Now, configure your wireless adapter software or the Wireless Network Setup Wizard in Windows to NOT automatically connect to any new-found wireless network. If there is more than one wireless network where you are, construct a prioritized set of networks according to trust level. Make sure to deactivate the wireless adapter switch on your laptop when you’re not using the Internet.

Make it a routine to know the available WiFi networks around you as you travel around – what’s operational and what entity is operating each network. Where possible, connect to a network that’s promoted by the location you’re currently in (hotel, airport information booth, caf?, for example).

One of the key things to remember is that you should never do anything that requires the submission of passwords and other confidential data over a wireless network that has not been protected with WPA2 encryption. This includes sending and receiving email, logging on to non-HTTPS pages, conducting financial transactions. Browsing the Internet and checking weather reports, sports scores or reading freely available news is probably not a big security risk, but any activity requiring personal identification should not be engaged in during any unencrypted browser session.

One final point: two wireless devices can connect to each other directly over the airwaves to establish an ad-hoc network.
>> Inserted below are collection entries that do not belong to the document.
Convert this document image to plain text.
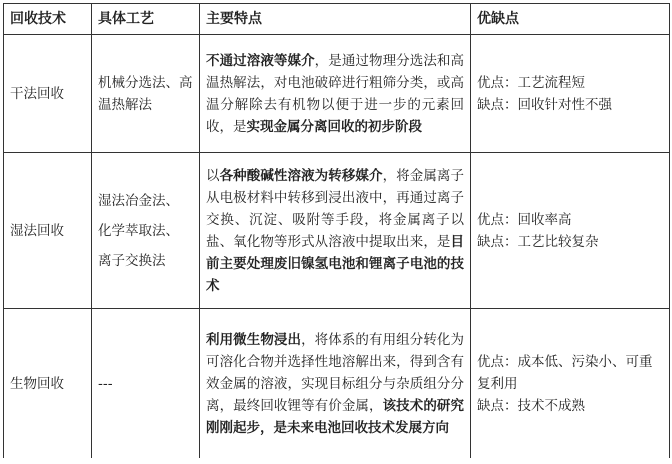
回收技术	具体工艺	主要特点	优缺点
干法回收	机械分选法、高温热解法	不通过溶液等媒介，是通过物理分选法和高温热解法，对电池破碎进行粗筛分类，或高温分解除去有机物以便于进一步的元素回收，是实现金属分离回收的初步阶段	优点：工艺流程短
缺点：回收针对性不强

湿法回收	湿法冶金法、
化学萃取法、
离子交换法	以各种酸碱性溶液为转移媒介，将金属离子从电极材料中转移到浸出液中，再通过离子交换、沉淀、吸附等手段，将金属离子以盐、氧化物等形式从溶液中提取出来，是目前主要处理废旧镍氢电池和锂离子电池的技术	优点：回收率高
缺点：工艺比较复杂

生物回收	---	利用微生物浸出，将体系的有用组分转化为可溶化合物并选择性地溶解出来，得到含有效金属的溶液，实现目标组分与杂质组分分离，最终回收锂等有价金属，该技术的研究刚刚起步，是未来电池回收技术发展方向	优点：成本低、污染小、可重复利用
缺点：技术不成熟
Some overlooked configurations in a number of wireless adapters enable the setting up of an ad-hoc network automatically without requiring consent from the users. Make sure your system is not configured that way.

Setting up a personal WiFi network and safely connecting to it
In wireless networks, encryption is the key to data security. To safely deploy your own wireless network, you’ll need a router or AP that supports WPA2 encryption. And even then, you should pick a strong passphrase that will be resistant to brute-force dictionary attacks. Consult one of the password generators here. Weaker encryption algorithms such as WPA (with a short passphrase) or WEP can be broken in a matter of minutes, so you’re strongly advised to use WPA2 encryption. Some routers provide an upgrade to WPA2 from earlier algorithms through a firmware change.
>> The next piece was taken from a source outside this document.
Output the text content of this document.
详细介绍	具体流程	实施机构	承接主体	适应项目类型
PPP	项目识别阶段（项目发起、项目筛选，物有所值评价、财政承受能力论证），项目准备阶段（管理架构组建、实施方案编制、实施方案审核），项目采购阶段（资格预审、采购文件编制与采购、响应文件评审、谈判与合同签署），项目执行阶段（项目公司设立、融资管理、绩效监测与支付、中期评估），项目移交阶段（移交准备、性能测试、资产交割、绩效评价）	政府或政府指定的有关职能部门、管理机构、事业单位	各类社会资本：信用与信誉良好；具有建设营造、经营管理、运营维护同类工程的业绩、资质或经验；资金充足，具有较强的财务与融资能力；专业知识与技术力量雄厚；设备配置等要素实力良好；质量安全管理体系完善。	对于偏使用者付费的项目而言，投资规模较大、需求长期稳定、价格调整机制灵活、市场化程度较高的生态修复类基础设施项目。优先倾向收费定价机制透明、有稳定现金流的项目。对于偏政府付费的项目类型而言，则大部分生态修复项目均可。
Another way to improve basic wifi network security is to change the default login for remotely accessing your AP’s configuration page. If your device comes with the standard “Admin”/“Admin” user name and password combination assigned at the factory, change this as soon as possible to something more unique and cryptic. This will prevent potential intruders from altering the security settings in your router and giving themselves access to your personal network using their own credentials.

Other recommended precautions include:

Wireless networks extend both mobility and Internet access, which is useful in many situations. Unfortunately, most are not properly protected by default settings and require extra effort on the part of the user to make them secure. If you follow the advice provided here, you’ll be well on the way to ensuring that your wireless communications risk-free.